The above David Shrigley drawing was in a sharp review in Bookforum by Lucy Sante of a book by Emmanuel Carrère. That magazine was one among many that I had stored under a table in my study. That whole pile of magazines—I subscribe to The New Yorker, Harper’s, BRICK, The New York Review of Books, London Review of Books, Granta, BOMB, n+1, and Caravan, with only the last one arriving digitally—awaits another day, week, month, year of calm when I can read them.
I don’t save all the issues. Something must catch my eye and I save that particular issue. But the pile has grown, it is forbidding, and instead of starting new work this summer, I decided to first get rid of this detritus accumulating in my study. Please recognize me for who I am: my eyes are staring, my mouth is open, my wings are spread, and there are magazines going back several years piled up at my feet. This wreckage at my feet is the past.
It is not easy to just put magazines in a bag and put them in a recycling bin. Why did I save this issue is a question I want to ponder. In many cases, I cannot remember. In some cases I can recall instantly why. When that happens, I want to re-read that piece—and in some cases there are new questions, and, in rarer cases, a sense of devastation. Time passes. No work gets done. (I started this work on Monday, today is Friday.) On occasion, I have even read pieces I had no business reading. In a Harper’s issue from June 2022, in the delightful “Harper’s Index,” I came across the following:
Average number of streaming services Americans subscribe to: 4.5
Estimate number of times per day Netflix viewers select the option to “skip intro”: 136,000,000.
Number of years in saved time this represents each day: 195
Reader, did I wonder how many days of my life I was wasting reading old magazines? I did. But I was helpless. Even now, as I write, there are at least fifty magazines lying scattered at my feet. They look up at me, names and titles on their front pages, and sometimes, even friends’ faces on them. (See at the bottom of this entry.)
At times, I have just hurried along, reading only the shortest of pieces. (Yes, this is shameful behavior on my part. Weren’t we supposed to support long-form everything?) Here is an example:
My attention is arrested by reviews. (In fact, I have come to the late realization during these last few days that reviews don’t provoke further reading: they exist to give a false sense of satisfaction to the reader. After you have read a review, even when it is a positive one, particularly when it is a positive one, you need not read the book under review.) In recent months, I had read novels by Hisham Matar and Kaveh Akbar. I now read the reviews of their books in one magazine after another, first to find out if I agreed with a reviewer and then to suss out whether one reviewer agreed with another. (So, I guess, reviews exist also to affirm or challenge your own opinion as a reader.)
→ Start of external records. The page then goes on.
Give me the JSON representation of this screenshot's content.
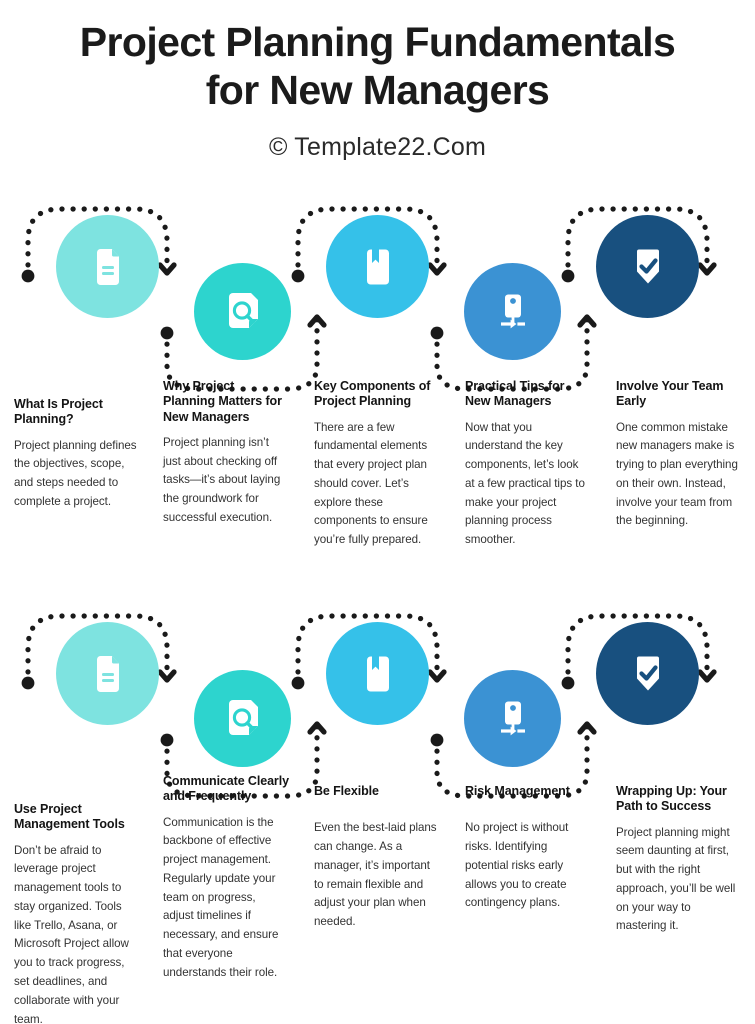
{
  "header": {
    "title_line1": "Project Planning Fundamentals",
    "title_line2": "for New Managers",
    "credit": "© Template22.Com"
  },
  "colors": {
    "circle_1": "#7EE3E0",
    "circle_2": "#2DD4CE",
    "circle_3": "#35C1E9",
    "circle_4": "#3B92D3",
    "circle_5": "#18507F",
    "connector": "#1a1a1a",
    "title_text": "#141414",
    "body_text": "#333333"
  },
  "rows": [
    {
      "id": "row-1",
      "steps": [
        {
          "icon": "document-icon",
          "color": "#7EE3E0",
          "position": "up",
          "title": "What Is Project Planning?",
          "body": "Project planning defines the objectives, scope, and steps needed to complete a project."
        },
        {
          "icon": "document-search-icon",
          "color": "#2DD4CE",
          "position": "down",
          "title": "Why Project Planning Matters for New Managers",
          "body": "Project planning isn’t just about checking off tasks—it’s about laying the groundwork for successful execution."
        },
        {
          "icon": "bookmark-book-icon",
          "color": "#35C1E9",
          "position": "up",
          "title": "Key Components of Project Planning",
          "body": "There are a few fundamental elements that every project plan should cover. Let’s explore these components to ensure you’re fully prepared."
        },
        {
          "icon": "org-chart-icon",
          "color": "#3B92D3",
          "position": "down",
          "title": "Practical Tips for New Managers",
          "body": "Now that you understand the key components, let’s look at a few practical tips to make your project planning process smoother."
        },
        {
          "icon": "shield-check-icon",
          "color": "#18507F",
          "position": "up",
          "title": "Involve Your Team Early",
          "body": "One common mistake new managers make is trying to plan everything on their own. Instead, involve your team from the beginning."
        }
      ]
    },
    {
      "id": "row-2",
      "steps": [
        {
          "icon": "document-icon",
          "color": "#7EE3E0",
          "position": "up",
          "title": "Use Project Management Tools",
          "body": "Don’t be afraid to leverage project management tools to stay organized. Tools like Trello, Asana, or Microsoft Project allow you to track progress, set deadlines, and collaborate with your team."
        },
        {
          "icon": "document-search-icon",
          "color": "#2DD4CE",
          "position": "down",
          "title": "Communicate Clearly and Frequently",
          "body": "Communication is the backbone of effective project management. Regularly update your team on progress, adjust timelines if necessary, and ensure that everyone understands their role."
        },
        {
          "icon": "bookmark-book-icon",
          "color": "#35C1E9",
          "position": "up",
          "title": "Be Flexible",
          "body": "Even the best-laid plans can change. As a manager, it’s important to remain flexible and adjust your plan when needed."
        },
        {
          "icon": "org-chart-icon",
          "color": "#3B92D3",
          "position": "down",
          "title": "Risk Management",
          "body": "No project is without risks. Identifying potential risks early allows you to create contingency plans."
        },
        {
          "icon": "shield-check-icon",
          "color": "#18507F",
          "position": "up",
          "title": "Wrapping Up: Your Path to Success",
          "body": "Project planning might seem daunting at first, but with the right approach, you’ll be well on your way to mastering it."
        }
      ]
    }
  ]
}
I should not complain about these precious days of summer being spent scanning old magazines. I say this because I have also made discoveries. I’m teaching a new course on “nature writing” next semester and just this morning I came across an article from the March 26, 2018 issue (so old! I can’t tell why I saved this one!) that I found amazing and moving. I’m certainly going to include it in my syllabus.
Another discovery: I find that I’m looking at the magazines with new eyes. Some of them pre-date my interest in painting. What did I miss when I first flipped through their pages? Even when I look at more recent issues, I examine some of the drawings and ask myself whether I could ever come close to making such art. Another example:
But all this isn’t what I really came to say here. All I wish to tell you is that in order to do your work, whether it is work on a new book or a new course, you need a room of your own that is free of other marks of failure, not least your failure to read and dispose of a magazine. So, that is what I’m doing right now, clearing a space. If you feel you need to find encouragement to do the same, let me be your Marie Kondo.
Before I end, as I had mentioned before, the other bonus in this task is finding friends (Why, hello!):
Ohhh - and here I thought I was alone in this secret shame. I'm not sure if I should be glad for the company or saddened that you also share my plight. Bringing agency and focus to one's practice seems so fragile in the face of experiencing the world which of course paradoxically makes it all happen.
I like depositing my old mags and journals in the tiny free homegrown community library boxes that have sprouted up in neighborhoods near you. Nestled in between the latest bestseller and trash classic, they are an elevating presence. And every now and then I think someone walks by and actually takes one of my donations.